目前非揮發性記憶體在元件尺寸持續的微縮下，其需求為高密度記憶單元、低功率損耗、快速讀寫操作以及良好的可靠度(Reliability)。然而傳統浮動閘極(Floating gate)記憶體在操作過程中，穿遂氧化層產生漏電路徑會造成所有儲存電荷流失回到矽基板，隨著尺寸微縮這種情況會更趨嚴重，所以在資料保存時間(Retention)和抗劣化程度(Endurance)的考量下，微縮穿遂氧化層的厚度是非常困難的。具非揮發性奈米點記憶體及SONOS記憶體被提出並希望可取代傳統浮動閘極記憶體，由於彼此分離的儲存點作為儲存中心，所以上述兩者可以有效改善小尺寸記憶體元件多次讀寫操作下的資料儲存能力。
在本論文中，利用改變奈米點的結構與組成來克服傳統非揮發性記憶體在微縮過程中會遭遇到的困難，並更進一步地增加資料保存時間(Retention)。
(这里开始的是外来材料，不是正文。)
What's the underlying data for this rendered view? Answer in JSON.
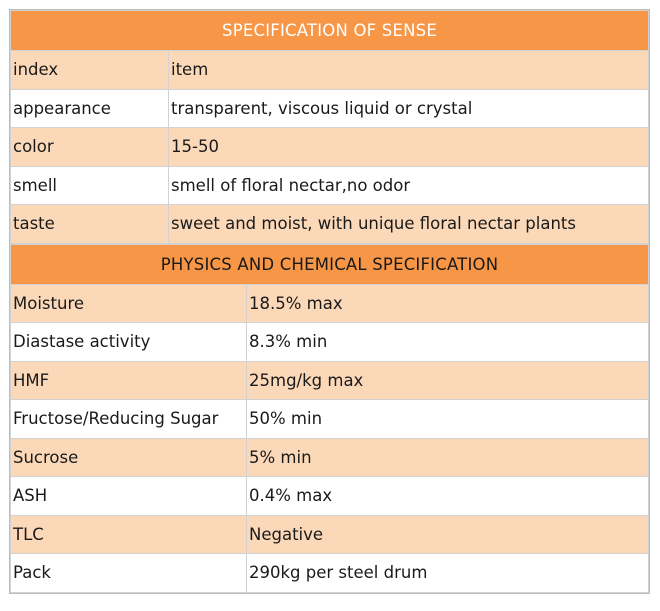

我們首先製作一層鎳化矽薄膜作為鎳矽奈米點的自我析出層(Self-assembled layer)，並應用在奈米點非揮發性記憶體上。在室溫環境中，利用分層濺鍍(Sputtering)鎳矽(NiSi2)靶材的方式來形成單層及雙層電荷儲存層，而雙層電荷儲存層又以約30 Å的氧化矽隔開，接著再沉積氧化矽作為控制氧化層(control oxide) ，並經由快速熱退火(RTA)通以氧氣以達到氧化層修補作用且提供鎳化矽足夠熱能使之移動以達最小自由能而形成均勻且高密度的鎳矽奈米點埋藏於氧化層中。由於儲存中心的增加及庫倫斥力的影響，雙層結構之奈米點記憶體記憶窗口和資料保存時間會較單層的鎳矽奈米點有明顯地增加。
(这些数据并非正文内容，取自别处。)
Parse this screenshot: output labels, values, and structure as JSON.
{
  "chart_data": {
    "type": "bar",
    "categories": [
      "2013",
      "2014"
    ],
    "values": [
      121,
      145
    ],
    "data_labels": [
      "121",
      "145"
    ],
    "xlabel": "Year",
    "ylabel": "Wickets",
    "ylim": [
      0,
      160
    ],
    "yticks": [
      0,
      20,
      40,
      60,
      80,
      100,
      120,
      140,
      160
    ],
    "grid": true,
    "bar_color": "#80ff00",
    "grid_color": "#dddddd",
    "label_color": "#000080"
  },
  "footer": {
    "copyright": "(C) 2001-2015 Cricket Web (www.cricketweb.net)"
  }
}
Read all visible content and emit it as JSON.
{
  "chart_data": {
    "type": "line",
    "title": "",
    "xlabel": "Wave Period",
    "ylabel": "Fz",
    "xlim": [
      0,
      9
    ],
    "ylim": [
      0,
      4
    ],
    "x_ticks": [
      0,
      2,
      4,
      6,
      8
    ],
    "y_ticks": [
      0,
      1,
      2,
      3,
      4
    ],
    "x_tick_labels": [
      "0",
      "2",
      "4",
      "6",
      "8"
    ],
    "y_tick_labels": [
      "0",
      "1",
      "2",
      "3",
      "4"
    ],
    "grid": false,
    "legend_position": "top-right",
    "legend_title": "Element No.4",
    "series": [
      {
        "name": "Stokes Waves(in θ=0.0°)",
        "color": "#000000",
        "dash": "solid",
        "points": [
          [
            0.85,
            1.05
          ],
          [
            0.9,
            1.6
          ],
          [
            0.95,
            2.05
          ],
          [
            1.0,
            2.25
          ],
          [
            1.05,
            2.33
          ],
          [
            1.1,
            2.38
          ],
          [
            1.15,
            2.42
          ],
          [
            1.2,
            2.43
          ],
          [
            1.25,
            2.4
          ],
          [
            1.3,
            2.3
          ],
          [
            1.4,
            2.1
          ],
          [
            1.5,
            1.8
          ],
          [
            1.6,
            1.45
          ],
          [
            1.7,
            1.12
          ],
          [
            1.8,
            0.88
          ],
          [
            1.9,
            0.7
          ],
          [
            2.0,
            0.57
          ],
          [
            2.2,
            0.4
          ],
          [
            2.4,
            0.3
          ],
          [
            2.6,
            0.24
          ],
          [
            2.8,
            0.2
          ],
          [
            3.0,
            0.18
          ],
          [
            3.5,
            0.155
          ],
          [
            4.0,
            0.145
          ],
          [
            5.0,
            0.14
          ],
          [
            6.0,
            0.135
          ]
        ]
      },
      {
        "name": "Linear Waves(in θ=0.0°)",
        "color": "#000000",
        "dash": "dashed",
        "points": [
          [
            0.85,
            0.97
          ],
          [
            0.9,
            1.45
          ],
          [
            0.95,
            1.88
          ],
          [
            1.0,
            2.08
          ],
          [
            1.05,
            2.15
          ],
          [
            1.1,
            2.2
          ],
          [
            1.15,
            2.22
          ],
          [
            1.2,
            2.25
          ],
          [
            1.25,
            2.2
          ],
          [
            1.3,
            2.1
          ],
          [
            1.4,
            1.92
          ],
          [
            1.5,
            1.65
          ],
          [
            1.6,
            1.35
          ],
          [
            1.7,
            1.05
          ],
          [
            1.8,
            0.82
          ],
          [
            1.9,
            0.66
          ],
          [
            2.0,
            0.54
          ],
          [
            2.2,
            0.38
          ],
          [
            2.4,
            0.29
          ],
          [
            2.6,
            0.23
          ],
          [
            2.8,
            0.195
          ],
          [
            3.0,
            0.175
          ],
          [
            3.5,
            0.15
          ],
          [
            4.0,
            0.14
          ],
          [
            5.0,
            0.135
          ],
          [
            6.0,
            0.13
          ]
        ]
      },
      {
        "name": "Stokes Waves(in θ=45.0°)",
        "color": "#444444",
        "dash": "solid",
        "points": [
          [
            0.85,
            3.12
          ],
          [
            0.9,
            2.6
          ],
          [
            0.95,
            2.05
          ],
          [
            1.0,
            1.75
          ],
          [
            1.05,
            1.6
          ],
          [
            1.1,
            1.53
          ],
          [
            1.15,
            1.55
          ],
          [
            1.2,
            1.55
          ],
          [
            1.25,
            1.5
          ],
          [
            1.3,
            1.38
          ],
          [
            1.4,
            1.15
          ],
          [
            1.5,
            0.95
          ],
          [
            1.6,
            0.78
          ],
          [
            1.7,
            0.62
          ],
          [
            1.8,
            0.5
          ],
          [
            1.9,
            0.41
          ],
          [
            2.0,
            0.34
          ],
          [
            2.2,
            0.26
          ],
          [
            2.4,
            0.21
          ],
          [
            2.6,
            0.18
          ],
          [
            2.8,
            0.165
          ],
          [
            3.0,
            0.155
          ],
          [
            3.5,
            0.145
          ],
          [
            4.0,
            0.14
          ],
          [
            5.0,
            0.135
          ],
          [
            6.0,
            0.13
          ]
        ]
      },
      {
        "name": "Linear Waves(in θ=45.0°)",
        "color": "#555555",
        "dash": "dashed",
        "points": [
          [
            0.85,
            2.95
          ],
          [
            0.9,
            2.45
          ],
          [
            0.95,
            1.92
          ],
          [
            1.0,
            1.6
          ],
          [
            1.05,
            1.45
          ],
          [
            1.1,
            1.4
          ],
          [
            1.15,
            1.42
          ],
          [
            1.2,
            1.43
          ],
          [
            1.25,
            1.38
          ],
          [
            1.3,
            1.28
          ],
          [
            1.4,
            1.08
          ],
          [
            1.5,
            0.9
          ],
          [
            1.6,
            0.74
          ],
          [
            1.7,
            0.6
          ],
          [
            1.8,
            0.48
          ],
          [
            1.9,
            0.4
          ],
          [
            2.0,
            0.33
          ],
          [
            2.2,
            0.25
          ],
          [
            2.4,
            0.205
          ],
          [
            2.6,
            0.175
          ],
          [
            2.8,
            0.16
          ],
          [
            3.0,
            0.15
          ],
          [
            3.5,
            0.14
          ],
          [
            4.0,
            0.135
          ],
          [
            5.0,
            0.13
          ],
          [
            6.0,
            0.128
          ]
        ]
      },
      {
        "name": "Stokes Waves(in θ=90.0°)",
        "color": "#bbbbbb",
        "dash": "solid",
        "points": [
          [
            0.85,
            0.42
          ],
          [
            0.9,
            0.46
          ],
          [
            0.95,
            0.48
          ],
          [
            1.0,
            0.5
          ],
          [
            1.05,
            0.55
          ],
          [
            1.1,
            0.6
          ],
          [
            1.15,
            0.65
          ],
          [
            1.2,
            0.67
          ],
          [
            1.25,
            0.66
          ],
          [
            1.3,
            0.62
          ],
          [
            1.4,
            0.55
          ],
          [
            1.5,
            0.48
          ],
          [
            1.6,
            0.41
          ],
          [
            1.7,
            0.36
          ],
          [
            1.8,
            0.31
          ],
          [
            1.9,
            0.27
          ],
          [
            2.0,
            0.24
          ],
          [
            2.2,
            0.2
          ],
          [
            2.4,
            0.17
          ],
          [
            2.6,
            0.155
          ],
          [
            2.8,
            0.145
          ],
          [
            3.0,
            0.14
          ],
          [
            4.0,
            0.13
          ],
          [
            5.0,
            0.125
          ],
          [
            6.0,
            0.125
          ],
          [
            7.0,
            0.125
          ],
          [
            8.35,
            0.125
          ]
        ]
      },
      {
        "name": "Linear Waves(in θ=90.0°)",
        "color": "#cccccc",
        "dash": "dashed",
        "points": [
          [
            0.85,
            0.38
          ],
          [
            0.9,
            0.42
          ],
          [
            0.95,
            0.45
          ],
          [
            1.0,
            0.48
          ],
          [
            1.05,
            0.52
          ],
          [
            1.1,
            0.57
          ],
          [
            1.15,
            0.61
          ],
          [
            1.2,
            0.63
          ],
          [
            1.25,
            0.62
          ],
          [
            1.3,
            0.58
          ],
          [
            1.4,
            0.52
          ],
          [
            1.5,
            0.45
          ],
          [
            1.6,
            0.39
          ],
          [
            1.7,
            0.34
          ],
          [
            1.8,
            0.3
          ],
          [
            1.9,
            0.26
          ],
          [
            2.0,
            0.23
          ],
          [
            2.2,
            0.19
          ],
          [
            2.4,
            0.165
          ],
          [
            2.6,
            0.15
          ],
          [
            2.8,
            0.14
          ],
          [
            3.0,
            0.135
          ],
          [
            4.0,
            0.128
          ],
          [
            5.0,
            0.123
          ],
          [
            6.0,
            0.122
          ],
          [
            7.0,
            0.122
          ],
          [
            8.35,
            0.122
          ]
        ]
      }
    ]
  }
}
同樣地，我們在室溫環境中利用濺鍍鎳矽靶材並通以氬氣與氨氣混氣使之與鎳化矽形成一層氮矽化合物。之後我們同樣經由快速熱退火(RTA)通以氧氣以達到氧化層修補作用及提供鎳化矽足夠動能移動達最小自由能並形成均勻且高密度的奈米點埋藏於氧化層中，而我們藉由TEM、XPS分析可知此奈米點的結構為鎳矽氮/氮化矽複合奈米點。根據後續的電性量測我們更發現鎳矽氮/氮化矽複合奈米點製程相對於傳統鎳奈米點製作，由於介面形成之緻密氮化層使一萬秒後的資料保存時間由原本僅通氬氣的50%提升到72%。甚至相較於僅通氬氣的雙層結構奈米點記憶體68%有更好的資料保存時間。且我們做了一萬次連續寫入抹除的抗劣化性(Endurance)測試實驗中發現，其平帶電壓幾乎沒有受到影響。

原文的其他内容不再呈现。